The field trial will be performed as part of an EU publicly funded 7th Framework research programme called AMIGA (Assessing and Monitoring the Impacts of GM plants on Agro-ecosystems). The AMIGA consortium consists of 22 partners representing 15 EU Member States.
The purpose of the field trial is to:
Quantify the impact of GM potato cultivation on bacterial, fungal, nematode and earthworm diversity in the soil, compared to a conventional potato system;
Identify integrated pest management (IPM) strategies and components which could be positively or negatively affected by the adoption of GM late blight resistant potato;
Employ the project’s resources as a tool for education and demonstration in order to proactively engage and discuss the issues that most concern stakeholders and the public at large in regards to the cultivation of GM crops in Ireland.
The same GM potato line, as will be used during the Teagasc field trial, was released in 3 locations in the Netherlands in 2011. During these trials no unforeseen effects as compared to conventional potato varieties were observed according to the Dutch Competent Authority.
GM potatoes with improved resistance to late blight (similar GMO) are currently being trialled in Belgium (since March 2011) and in the UK (since May 2010). These trials will continue until October 2012.
The European Food Safety Authority (EFSA) is currently considering an application from BASF for a GM potato, resistant to late blight disease for authorisation under Regulation 1829/2003 for GM food and feed. This application is for the import, processing and cultivation of a Phytophthora (late blight) resistant potato within the EU and could have relevance for Irish agriculture.
What happens next if the trials are positive?

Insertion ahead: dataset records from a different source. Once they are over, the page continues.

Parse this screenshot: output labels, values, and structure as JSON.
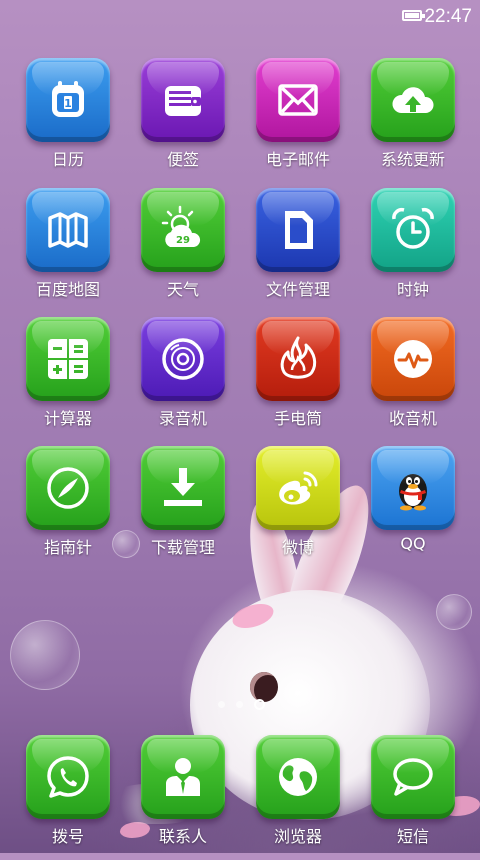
{
  "status_bar": {
    "time": "22:47"
  },
  "apps": [
    {
      "label": "日历",
      "icon": "calendar-icon",
      "color": "#2a82e0"
    },
    {
      "label": "便签",
      "icon": "notes-icon",
      "color": "#7f28c5"
    },
    {
      "label": "电子邮件",
      "icon": "mail-icon",
      "color": "#c82bb8"
    },
    {
      "label": "系统更新",
      "icon": "cloud-upload-icon",
      "color": "#3bb52a"
    },
    {
      "label": "百度地图",
      "icon": "map-icon",
      "color": "#2a82e0"
    },
    {
      "label": "天气",
      "icon": "weather-icon",
      "color": "#3bb52a",
      "badge": "29"
    },
    {
      "label": "文件管理",
      "icon": "file-icon",
      "color": "#2a4dca"
    },
    {
      "label": "时钟",
      "icon": "alarm-clock-icon",
      "color": "#1fbb9d"
    },
    {
      "label": "计算器",
      "icon": "calculator-icon",
      "color": "#3bb52a"
    },
    {
      "label": "录音机",
      "icon": "recorder-icon",
      "color": "#632cca"
    },
    {
      "label": "手电筒",
      "icon": "flame-icon",
      "color": "#cc2c17"
    },
    {
      "label": "收音机",
      "icon": "radio-icon",
      "color": "#de5a16"
    },
    {
      "label": "指南针",
      "icon": "compass-icon",
      "color": "#3bb52a"
    },
    {
      "label": "下载管理",
      "icon": "download-icon",
      "color": "#3bb52a"
    },
    {
      "label": "微博",
      "icon": "weibo-icon",
      "color": "#cfd81c"
    },
    {
      "label": "QQ",
      "icon": "qq-penguin-icon",
      "color": "#2a8ae2"
    }
  ],
  "page_indicator": {
    "pages": 3,
    "current": 3
  },
  "dock": [
    {
      "label": "拨号",
      "icon": "phone-icon",
      "color": "#3bb52a"
    },
    {
      "label": "联系人",
      "icon": "contact-icon",
      "color": "#3bb52a"
    },
    {
      "label": "浏览器",
      "icon": "globe-icon",
      "color": "#3bb52a"
    },
    {
      "label": "短信",
      "icon": "message-icon",
      "color": "#3bb52a"
    }
  ]
}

Teagasc have stated that they are not in the business of developing GM crops for commercialisation.However, if the results of the experimental release are positive, biotech companies may decide to place the GMO potato on the market, i.e. make it available to farmers for cultivation purposes.
It is important to point out that the placing on the market of a GMO cannot proceed without the prior approval under the provisions of Part C of Directive 2001/18/EC on the deliberate release into the environment or under Regulation (EC) No 1829/2003 on food and feed.
If approval is granted under the comitology procedure at EU level, then the GMO may then be placed on the market in the EU for purposes of cultivation, importation, or transformation into different products for food and feed use.